И Ахилла припал на грудь мертвеца и вдруг вздрогнул и отскочил: ему показалось, что его насквозь что-то перебежало. Он оглянулся по сторонам: все тихо, только отяжелевшие веки его глаз липнут, и голову куда-то тянет дремота.
Дьякон отряхнулся, ударил земной поклон и испугался этого звука: ему послышалось, как бы над ним что-то стукнуло, и почудилось, что будто Савелий сидит с закрытым парчою лицом и с Евангелием, которое ему положили в его мёртвые руки.
Ахилла не оробел, но смутился и, тихо отодвигаясь от гроба, приподнялся на колени. И что же? по мере того как повергнутый Ахилла восставал, мертвец по той же мере в его глазах медленно ложился в гроб, не поддерживая себя руками, занятыми крестом и Евангелием.
Ахилла вскочил и, махая рукой, прошептал:
– Мир ти! мир! я тебя тревожу!
И с этим словом он было снова взялся за Евангелие и хотел продолжать чтение, но, к удивлению его, книга была закрыта, и он не помнил, где остановился.
Ахилла развернул книгу наудачу и прочёл: «В мире бе, и мир его не позна…»
«Чего это я ищу?» – подумал он отуманенною головой и развернул безотчётно книгу в другом месте. Здесь стояло: «И возрят нань его же прободоша».
Но в то время, как Ахилла хотел перевернуть ещё страницу, он замечает, что ему непомерно тягостно и что его держит кто-то за руки.
«А что же мне нужно? и что это такое я отыскиваю?.. Какое зачало?
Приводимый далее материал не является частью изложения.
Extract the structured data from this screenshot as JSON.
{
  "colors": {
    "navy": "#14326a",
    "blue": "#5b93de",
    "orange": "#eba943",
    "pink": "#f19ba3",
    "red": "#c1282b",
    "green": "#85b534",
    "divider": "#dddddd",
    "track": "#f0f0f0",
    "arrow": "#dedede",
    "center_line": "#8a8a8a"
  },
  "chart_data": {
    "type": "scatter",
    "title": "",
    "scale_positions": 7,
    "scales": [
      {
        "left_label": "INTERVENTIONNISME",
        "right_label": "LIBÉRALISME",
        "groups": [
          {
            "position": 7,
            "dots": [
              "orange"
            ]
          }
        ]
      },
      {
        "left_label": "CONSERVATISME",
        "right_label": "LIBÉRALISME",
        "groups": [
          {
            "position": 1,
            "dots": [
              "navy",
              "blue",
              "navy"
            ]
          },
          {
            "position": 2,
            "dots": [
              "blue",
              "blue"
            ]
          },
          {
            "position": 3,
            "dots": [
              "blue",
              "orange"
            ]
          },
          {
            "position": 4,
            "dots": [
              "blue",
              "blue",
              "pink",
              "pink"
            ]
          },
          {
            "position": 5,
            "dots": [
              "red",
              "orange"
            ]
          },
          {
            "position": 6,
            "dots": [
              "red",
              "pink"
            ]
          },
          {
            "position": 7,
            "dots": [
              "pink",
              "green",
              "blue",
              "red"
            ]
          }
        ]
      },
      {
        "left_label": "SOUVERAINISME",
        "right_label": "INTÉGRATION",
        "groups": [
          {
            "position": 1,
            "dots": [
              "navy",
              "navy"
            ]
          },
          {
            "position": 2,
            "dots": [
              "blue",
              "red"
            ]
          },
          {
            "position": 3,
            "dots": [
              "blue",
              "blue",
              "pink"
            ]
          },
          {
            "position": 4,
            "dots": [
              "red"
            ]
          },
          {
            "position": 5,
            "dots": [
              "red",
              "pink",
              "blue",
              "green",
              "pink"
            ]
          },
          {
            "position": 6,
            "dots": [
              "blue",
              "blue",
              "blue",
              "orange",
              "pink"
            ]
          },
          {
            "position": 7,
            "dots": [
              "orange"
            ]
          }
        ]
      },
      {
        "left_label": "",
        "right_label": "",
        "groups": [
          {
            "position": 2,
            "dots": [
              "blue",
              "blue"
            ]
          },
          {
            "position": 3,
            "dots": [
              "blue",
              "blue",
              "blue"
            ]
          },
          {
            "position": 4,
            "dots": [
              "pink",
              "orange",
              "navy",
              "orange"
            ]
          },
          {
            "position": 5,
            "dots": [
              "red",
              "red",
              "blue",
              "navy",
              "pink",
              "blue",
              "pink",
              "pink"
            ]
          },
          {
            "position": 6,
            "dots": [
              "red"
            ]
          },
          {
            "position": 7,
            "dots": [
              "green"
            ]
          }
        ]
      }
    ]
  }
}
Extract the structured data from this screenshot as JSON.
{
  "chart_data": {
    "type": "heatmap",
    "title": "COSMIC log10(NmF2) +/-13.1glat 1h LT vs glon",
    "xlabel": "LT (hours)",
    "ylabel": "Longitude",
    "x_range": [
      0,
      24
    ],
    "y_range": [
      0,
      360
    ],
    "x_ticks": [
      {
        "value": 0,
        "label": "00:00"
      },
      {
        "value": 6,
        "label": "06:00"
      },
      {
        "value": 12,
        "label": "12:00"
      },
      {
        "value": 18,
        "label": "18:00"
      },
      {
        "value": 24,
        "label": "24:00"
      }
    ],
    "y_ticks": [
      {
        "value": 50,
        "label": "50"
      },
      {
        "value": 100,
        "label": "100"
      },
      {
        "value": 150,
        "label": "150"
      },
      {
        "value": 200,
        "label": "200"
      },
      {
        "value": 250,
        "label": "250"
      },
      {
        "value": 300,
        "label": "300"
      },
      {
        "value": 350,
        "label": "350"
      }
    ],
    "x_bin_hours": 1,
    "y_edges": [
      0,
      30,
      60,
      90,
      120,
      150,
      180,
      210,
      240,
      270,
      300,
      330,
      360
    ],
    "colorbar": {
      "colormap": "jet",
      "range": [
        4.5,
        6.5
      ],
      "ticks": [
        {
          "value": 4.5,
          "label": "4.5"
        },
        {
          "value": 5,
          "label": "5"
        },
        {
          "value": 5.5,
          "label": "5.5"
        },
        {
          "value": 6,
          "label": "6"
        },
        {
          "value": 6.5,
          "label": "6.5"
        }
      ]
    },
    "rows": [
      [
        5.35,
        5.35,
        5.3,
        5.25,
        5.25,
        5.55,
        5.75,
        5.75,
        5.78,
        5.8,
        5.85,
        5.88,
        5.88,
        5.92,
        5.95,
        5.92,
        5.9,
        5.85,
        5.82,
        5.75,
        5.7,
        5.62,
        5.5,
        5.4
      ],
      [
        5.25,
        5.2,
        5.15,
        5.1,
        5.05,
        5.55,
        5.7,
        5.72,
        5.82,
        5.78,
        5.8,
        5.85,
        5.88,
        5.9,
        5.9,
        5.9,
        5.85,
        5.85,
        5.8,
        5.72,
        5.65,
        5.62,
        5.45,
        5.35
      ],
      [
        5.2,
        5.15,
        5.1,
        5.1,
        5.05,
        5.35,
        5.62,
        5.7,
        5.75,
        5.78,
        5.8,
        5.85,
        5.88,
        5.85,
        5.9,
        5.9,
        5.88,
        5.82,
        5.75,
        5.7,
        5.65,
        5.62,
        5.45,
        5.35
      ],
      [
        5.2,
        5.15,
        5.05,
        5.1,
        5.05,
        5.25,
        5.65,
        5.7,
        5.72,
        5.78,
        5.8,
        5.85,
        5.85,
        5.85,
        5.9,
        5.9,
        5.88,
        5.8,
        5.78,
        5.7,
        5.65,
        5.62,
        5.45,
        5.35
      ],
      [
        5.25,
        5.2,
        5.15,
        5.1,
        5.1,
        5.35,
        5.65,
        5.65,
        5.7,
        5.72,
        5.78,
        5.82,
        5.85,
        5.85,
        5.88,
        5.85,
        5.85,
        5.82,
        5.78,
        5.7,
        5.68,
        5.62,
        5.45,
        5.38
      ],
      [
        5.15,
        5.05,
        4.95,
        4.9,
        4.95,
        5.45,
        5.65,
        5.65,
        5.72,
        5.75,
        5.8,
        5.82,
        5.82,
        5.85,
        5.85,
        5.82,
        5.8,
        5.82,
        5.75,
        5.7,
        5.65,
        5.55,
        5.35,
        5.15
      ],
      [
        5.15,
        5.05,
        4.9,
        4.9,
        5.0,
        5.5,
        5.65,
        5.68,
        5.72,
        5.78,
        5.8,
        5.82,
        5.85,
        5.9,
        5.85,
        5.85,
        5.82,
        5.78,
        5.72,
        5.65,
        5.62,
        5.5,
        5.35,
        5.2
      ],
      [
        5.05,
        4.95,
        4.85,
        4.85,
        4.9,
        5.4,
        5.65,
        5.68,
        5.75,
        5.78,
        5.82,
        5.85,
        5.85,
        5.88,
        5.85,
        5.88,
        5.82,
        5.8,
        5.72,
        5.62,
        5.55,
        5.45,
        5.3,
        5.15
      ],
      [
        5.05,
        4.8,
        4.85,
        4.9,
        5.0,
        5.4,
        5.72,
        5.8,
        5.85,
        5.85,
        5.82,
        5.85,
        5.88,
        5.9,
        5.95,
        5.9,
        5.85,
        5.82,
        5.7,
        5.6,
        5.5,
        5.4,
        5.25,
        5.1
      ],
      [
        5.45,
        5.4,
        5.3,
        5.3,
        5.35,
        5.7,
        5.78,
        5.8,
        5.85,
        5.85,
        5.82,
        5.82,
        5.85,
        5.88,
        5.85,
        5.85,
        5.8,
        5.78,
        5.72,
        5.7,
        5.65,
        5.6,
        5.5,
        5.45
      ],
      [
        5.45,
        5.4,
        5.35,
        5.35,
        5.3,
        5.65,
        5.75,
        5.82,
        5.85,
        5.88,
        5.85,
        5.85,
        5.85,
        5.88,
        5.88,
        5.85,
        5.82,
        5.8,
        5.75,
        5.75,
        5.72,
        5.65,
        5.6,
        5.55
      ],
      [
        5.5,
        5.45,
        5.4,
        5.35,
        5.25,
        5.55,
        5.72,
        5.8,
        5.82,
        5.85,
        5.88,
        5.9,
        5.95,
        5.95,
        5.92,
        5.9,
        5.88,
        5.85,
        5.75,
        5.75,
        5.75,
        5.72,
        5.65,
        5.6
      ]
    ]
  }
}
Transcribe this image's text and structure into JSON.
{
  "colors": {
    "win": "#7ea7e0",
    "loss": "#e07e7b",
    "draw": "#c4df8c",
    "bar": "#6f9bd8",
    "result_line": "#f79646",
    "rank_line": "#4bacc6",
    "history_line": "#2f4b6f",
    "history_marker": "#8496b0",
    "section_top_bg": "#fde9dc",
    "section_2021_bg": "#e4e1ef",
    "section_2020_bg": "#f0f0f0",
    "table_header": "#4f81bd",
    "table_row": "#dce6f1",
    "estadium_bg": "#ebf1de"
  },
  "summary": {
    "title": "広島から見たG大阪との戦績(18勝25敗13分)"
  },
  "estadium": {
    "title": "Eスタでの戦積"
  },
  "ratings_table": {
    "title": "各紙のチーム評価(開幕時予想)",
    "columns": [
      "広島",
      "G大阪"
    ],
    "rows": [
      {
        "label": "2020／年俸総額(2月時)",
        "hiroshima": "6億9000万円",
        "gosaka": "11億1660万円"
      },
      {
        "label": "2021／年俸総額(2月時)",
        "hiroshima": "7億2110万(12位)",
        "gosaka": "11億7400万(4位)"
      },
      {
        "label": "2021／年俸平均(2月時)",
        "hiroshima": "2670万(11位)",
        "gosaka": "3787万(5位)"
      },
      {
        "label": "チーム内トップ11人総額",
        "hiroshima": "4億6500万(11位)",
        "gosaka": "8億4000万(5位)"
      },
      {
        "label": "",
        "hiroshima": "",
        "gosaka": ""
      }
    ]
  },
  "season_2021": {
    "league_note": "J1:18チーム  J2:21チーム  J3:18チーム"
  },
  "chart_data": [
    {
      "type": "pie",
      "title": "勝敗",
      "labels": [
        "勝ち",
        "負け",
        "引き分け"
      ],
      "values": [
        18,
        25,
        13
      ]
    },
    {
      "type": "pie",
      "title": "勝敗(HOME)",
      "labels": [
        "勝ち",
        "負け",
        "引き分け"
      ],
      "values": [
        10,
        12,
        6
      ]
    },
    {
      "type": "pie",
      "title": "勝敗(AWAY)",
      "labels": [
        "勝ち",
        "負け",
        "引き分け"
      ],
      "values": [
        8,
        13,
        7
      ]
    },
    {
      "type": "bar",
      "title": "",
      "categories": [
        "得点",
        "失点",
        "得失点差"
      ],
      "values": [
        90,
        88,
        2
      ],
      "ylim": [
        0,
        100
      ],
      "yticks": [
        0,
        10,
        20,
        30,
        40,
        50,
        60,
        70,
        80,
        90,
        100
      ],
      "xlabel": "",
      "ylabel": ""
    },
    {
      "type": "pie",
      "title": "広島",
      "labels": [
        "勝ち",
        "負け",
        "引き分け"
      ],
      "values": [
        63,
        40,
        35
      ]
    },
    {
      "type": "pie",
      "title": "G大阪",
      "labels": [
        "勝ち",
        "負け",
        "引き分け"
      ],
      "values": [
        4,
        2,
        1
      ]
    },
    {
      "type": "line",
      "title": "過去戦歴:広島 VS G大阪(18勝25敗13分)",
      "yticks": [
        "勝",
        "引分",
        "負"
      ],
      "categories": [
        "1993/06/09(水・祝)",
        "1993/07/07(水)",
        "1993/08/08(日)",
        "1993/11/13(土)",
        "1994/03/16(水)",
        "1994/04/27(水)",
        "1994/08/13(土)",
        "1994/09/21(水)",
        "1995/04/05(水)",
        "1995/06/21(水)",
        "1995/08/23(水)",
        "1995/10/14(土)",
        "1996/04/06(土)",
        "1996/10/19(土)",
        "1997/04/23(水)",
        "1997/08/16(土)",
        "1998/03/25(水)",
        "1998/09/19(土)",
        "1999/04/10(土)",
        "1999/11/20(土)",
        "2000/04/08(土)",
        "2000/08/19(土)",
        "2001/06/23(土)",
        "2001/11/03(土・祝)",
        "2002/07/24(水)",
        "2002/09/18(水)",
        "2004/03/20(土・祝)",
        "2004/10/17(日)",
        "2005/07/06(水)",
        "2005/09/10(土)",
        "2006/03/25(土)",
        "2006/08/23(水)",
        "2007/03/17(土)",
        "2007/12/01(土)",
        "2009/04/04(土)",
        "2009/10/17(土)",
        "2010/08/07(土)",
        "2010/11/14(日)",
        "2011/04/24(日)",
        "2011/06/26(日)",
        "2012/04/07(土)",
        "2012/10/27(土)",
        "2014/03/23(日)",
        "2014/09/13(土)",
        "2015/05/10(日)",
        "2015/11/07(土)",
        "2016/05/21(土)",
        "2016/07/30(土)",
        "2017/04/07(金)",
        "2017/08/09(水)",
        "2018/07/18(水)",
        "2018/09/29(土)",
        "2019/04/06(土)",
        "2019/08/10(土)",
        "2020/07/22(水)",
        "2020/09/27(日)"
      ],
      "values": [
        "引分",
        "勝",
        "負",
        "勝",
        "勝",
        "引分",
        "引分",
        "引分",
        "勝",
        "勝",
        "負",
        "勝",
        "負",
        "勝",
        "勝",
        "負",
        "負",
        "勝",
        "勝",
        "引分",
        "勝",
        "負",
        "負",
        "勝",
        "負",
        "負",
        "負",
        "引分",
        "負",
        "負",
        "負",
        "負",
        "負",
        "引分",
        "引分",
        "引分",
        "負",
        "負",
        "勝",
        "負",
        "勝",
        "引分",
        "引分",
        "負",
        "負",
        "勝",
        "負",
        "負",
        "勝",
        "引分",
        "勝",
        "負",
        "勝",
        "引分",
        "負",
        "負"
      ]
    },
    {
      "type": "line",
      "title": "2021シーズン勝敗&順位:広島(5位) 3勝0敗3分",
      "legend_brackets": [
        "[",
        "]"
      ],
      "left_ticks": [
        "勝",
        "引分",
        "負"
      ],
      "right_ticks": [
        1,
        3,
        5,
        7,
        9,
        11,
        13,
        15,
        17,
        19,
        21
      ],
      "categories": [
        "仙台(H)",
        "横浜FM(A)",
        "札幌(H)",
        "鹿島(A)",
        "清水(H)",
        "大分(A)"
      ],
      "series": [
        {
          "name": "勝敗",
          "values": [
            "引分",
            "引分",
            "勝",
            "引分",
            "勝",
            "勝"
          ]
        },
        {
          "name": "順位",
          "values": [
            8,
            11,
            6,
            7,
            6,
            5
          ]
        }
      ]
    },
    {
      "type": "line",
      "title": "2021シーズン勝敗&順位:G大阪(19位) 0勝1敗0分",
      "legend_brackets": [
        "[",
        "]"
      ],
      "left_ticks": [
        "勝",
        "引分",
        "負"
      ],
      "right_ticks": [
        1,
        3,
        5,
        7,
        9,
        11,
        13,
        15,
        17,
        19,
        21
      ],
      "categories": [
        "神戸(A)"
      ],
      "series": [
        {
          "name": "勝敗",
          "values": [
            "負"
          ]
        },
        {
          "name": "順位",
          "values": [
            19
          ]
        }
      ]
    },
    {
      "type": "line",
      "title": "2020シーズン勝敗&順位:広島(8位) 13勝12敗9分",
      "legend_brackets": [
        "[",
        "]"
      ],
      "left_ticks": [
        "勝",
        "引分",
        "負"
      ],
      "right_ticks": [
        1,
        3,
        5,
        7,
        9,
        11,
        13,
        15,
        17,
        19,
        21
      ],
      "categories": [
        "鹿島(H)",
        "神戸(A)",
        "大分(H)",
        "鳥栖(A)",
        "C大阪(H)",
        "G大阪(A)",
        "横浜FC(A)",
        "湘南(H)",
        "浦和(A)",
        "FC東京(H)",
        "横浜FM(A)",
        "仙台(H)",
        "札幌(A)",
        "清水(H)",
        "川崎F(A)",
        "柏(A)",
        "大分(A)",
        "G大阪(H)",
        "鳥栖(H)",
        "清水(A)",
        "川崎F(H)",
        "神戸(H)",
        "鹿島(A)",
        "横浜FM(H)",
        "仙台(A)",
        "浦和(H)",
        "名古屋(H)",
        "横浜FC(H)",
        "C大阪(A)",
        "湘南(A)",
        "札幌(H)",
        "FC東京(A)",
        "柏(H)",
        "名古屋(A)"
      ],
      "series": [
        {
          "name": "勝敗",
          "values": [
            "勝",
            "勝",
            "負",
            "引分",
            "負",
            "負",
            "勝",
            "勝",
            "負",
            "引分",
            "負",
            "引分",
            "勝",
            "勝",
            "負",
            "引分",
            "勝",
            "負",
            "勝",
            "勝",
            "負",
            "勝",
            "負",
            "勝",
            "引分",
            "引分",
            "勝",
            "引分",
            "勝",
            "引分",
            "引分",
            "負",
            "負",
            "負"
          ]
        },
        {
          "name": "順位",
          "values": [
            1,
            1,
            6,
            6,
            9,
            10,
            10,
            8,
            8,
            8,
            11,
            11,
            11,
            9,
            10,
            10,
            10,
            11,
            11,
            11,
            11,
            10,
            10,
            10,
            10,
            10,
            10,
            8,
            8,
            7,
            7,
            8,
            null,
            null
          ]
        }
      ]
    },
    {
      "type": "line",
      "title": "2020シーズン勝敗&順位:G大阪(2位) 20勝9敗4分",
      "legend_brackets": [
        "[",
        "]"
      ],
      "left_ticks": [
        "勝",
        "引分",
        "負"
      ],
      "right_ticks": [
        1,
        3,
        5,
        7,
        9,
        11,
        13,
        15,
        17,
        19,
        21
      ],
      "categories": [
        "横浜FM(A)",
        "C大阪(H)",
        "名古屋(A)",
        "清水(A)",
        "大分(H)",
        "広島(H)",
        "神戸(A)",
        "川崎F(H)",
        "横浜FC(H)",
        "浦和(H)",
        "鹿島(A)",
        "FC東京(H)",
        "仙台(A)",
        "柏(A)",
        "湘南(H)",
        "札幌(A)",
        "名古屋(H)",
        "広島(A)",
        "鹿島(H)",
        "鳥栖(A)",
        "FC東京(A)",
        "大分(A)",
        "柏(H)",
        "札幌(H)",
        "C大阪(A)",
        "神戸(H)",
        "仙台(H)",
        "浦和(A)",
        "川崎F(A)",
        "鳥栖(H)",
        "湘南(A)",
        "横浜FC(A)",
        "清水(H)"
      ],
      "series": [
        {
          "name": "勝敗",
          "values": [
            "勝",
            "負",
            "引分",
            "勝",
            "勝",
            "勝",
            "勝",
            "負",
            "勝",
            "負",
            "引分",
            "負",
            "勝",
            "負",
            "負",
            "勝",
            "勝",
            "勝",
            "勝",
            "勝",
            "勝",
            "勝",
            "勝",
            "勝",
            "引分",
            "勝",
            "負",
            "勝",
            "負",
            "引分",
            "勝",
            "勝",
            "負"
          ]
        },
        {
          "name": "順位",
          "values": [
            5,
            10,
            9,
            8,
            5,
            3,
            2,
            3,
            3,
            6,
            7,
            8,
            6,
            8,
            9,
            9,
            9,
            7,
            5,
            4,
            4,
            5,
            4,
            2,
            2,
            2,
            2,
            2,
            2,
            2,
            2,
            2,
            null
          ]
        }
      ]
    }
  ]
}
Какой ныне день?» – соображает Ахилла и никак не добьётся этого, потому что он восхищён отсюда… В ярко освещённом храме, за престолом, в светлой праздничной ризе и в высокой фиолетовой камилавке стоит Савелий и круглым полным голосом, выпуская как шар каждое слово, читает: «В начале бе Слово и Слово бе к Богу и Бог бе Слово». – «Что это, господи! А мне казалось, что умер отец Савелий. Я проспал пир веры!.. я пропустил святую заутреню».
Ахилла задрожал и, раскрыв глаза, увидал, что он действительно спал, что на дворе уже утро; красный огонь погребальных свеч исчезает в лучах восходящего солнца, в комнате душно от нагару, в воздухе несётся заунывный благовест, а в двери комнаты громко стучат.
Ахилла торопливо провёл сухой рукой по лицу и отпер двери.
– Заснул? – тихо спросил его входящий Бенефактов.
– Воздремал, – ответил дьякон, давая дорогу входившему за отцом Захарией духовенству.
– А я… знаешь… того; я не спал: я сочинял всю ночь надгробное слово, – шепнул дьякону Бенефактов.
– Что же, сочинили?
– Нет; не выходит.
– Ну; это уж так по обыкновению.
– А знаешь ли, может быть ты бы нечто сказал?
– Полноте, отец Захария, разве я учёный!
– Что же… ведь ты в стихаре… ты право имеешь.
– Да что же в том праве, отец Захария, когда дара и понимания не имею?
– А вы, сударь, возьмите-ка да поусерднее о даре помолитесь, он и придёт, – вмешался шёпотом карлик.
– Помолиться! Нет, друг Николаша, разве ты за меня помолись, а я от печали моей обезумел; мне даже наяву видения снятся.
– Что же, извольте, я помолюсь, – отвечал карлик.
Глава 8
Вот весь Старогород сопровождает тело Туберозова в церковь. Обедня и отпевание благодаря Ахилле производили ужасное впечатление; дьякон, что ни начнёт говорить, захлёбывается, останавливается и заливается слезами. Рыдания его, разносясь в толпе, сообщают всем глубочайшую горесть.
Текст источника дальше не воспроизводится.